The Tories say children from poorer families will still get free hot lunches – as well as breakfasts – throughout their education.
The free school meal policy was a flagship Liberal Democrat policy during their time in coalition with the Tories in 2010-15. The party’s education spokesperson, Sarah Olney, condemned the decision to scrap it.

“Margaret Thatcher was known as the ‘milk snatcher.’ Theresa May will go down in history as the lunch snatcher. Children under Theresa May will go hungry: it is that stark, and that heartless. But she just doesn’t care.”

Nick Clegg, formerly the deputy prime minister in the coalition, is “furious” that the policy he announced in 2013 has been scrapped, according to the Telegraph.

“Free infant lunches policy was saving millions of struggling families over £450. Breakfast covers fewer children. Cheaper for govt. Cynical,” Clegg tweeted.

“4 in 10 kids who DIDN’T receive free lunches prior to infant provision were officially in poverty. So much for compassionate Conservatives.”

The lunch to breakfast switch would provide the bulk of a promised £1 billion cash injection for education, at a time when schools are facing huge cuts and laying off teachers.

The Tories, however, were only able to say that the £1 billion-a-year extra funding would prevent any school losing out “in cash terms.” That means some schools could still be worse off after inflation.
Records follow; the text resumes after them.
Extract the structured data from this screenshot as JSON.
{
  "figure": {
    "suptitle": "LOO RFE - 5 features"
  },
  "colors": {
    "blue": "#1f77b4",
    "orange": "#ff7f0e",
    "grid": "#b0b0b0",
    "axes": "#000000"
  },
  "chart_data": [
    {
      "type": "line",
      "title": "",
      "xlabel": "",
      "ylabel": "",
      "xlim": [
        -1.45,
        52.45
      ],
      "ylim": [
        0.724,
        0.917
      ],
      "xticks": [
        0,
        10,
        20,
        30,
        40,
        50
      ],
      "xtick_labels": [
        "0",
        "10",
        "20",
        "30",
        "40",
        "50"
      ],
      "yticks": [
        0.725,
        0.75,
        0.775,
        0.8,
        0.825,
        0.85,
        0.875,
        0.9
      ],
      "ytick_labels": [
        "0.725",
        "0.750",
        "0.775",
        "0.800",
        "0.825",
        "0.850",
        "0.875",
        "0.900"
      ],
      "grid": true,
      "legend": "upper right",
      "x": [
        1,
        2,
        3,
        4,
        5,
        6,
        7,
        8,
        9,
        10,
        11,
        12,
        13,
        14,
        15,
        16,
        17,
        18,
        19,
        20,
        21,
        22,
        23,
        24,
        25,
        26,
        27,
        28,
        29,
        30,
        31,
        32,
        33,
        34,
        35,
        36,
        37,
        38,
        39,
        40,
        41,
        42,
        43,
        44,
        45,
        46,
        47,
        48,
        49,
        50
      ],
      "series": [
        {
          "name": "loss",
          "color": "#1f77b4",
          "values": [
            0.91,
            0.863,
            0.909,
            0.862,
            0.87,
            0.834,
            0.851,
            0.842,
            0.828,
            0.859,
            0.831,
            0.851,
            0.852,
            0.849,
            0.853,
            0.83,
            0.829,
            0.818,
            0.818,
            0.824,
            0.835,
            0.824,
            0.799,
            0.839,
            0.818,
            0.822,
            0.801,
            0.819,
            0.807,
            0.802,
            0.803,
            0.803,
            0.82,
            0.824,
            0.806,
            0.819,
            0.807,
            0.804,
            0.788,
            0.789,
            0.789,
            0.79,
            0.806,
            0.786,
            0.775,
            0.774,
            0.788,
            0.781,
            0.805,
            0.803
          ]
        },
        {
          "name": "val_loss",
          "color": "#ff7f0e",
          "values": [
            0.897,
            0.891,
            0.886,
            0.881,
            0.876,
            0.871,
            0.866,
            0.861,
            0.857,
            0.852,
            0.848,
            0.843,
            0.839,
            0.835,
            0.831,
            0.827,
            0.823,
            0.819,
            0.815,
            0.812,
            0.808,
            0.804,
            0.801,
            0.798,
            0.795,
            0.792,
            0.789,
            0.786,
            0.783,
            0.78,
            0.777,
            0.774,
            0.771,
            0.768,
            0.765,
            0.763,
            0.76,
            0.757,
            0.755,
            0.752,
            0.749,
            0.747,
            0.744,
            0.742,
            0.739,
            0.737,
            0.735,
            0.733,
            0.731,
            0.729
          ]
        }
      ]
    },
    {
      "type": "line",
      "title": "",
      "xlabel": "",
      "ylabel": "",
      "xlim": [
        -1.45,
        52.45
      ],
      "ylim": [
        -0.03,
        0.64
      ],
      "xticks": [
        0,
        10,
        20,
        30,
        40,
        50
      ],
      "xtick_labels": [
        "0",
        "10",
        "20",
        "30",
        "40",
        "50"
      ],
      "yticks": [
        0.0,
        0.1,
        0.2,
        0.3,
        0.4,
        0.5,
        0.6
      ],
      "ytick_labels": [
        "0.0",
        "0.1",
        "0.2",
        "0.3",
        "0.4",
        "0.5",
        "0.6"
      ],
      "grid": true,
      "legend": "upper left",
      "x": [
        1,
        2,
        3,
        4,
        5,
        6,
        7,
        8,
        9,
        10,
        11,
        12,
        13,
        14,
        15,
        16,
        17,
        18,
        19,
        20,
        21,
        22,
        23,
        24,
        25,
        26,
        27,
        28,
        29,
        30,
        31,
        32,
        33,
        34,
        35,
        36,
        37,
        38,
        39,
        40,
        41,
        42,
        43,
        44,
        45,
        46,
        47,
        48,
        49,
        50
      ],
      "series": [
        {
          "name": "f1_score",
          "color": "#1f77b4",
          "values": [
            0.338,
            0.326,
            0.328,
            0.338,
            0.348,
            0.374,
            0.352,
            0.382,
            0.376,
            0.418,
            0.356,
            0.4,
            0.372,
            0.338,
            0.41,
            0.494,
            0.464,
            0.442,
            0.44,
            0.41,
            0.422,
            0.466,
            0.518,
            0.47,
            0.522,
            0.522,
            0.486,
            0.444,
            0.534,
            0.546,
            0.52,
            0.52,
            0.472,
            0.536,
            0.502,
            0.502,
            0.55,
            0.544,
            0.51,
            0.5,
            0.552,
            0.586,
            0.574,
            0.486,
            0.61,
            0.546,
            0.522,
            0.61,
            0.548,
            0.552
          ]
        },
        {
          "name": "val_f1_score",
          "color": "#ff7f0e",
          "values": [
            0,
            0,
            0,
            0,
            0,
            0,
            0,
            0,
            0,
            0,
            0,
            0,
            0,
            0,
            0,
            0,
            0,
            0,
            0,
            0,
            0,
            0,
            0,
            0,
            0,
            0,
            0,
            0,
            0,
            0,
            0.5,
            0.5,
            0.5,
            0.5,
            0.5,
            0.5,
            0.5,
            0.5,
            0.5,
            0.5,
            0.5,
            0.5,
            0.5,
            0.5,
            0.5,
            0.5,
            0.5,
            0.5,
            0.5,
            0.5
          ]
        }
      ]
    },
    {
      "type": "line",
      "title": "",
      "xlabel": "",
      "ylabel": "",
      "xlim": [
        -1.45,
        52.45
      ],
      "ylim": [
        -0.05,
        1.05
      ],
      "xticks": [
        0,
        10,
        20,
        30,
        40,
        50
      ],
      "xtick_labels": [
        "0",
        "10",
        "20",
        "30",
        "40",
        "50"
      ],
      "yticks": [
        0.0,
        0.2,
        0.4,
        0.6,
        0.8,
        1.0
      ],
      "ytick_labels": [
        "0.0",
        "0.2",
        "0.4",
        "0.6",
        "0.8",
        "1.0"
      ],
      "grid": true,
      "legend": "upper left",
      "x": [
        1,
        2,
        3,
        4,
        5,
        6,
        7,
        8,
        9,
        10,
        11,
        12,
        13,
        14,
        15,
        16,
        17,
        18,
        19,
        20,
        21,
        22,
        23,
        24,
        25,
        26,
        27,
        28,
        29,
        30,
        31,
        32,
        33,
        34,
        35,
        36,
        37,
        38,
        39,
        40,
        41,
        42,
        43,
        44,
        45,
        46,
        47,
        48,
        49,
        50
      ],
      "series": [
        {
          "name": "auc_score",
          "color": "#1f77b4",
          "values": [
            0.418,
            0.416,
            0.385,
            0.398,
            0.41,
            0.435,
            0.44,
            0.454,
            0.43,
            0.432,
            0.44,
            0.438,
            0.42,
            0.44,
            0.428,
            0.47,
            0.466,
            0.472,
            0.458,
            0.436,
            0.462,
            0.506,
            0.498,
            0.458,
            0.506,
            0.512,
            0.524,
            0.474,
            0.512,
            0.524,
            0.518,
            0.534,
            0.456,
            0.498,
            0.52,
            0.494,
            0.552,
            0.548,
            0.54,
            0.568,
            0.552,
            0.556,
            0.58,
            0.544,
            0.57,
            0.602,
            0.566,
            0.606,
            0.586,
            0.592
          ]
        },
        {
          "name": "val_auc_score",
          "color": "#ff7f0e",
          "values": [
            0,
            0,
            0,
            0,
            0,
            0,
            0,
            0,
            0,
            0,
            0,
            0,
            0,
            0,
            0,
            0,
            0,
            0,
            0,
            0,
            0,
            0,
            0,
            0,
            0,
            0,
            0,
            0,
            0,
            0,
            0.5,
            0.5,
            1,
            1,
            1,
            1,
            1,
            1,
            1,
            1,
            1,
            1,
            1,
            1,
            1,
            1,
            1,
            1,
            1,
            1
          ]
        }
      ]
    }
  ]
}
Both Labour and the Lib Dems have pledged to extend free school meals to all primary school children.

Following the Tory manifesto launch, other parallels are being drawn between May and Thatcher.

The Conservatives kicked off the launch on Thursday with the slogan “Forward Together.” Thatcher also used the phrase to sign a letter, and it was a key campaign slogan for the party when she was in power.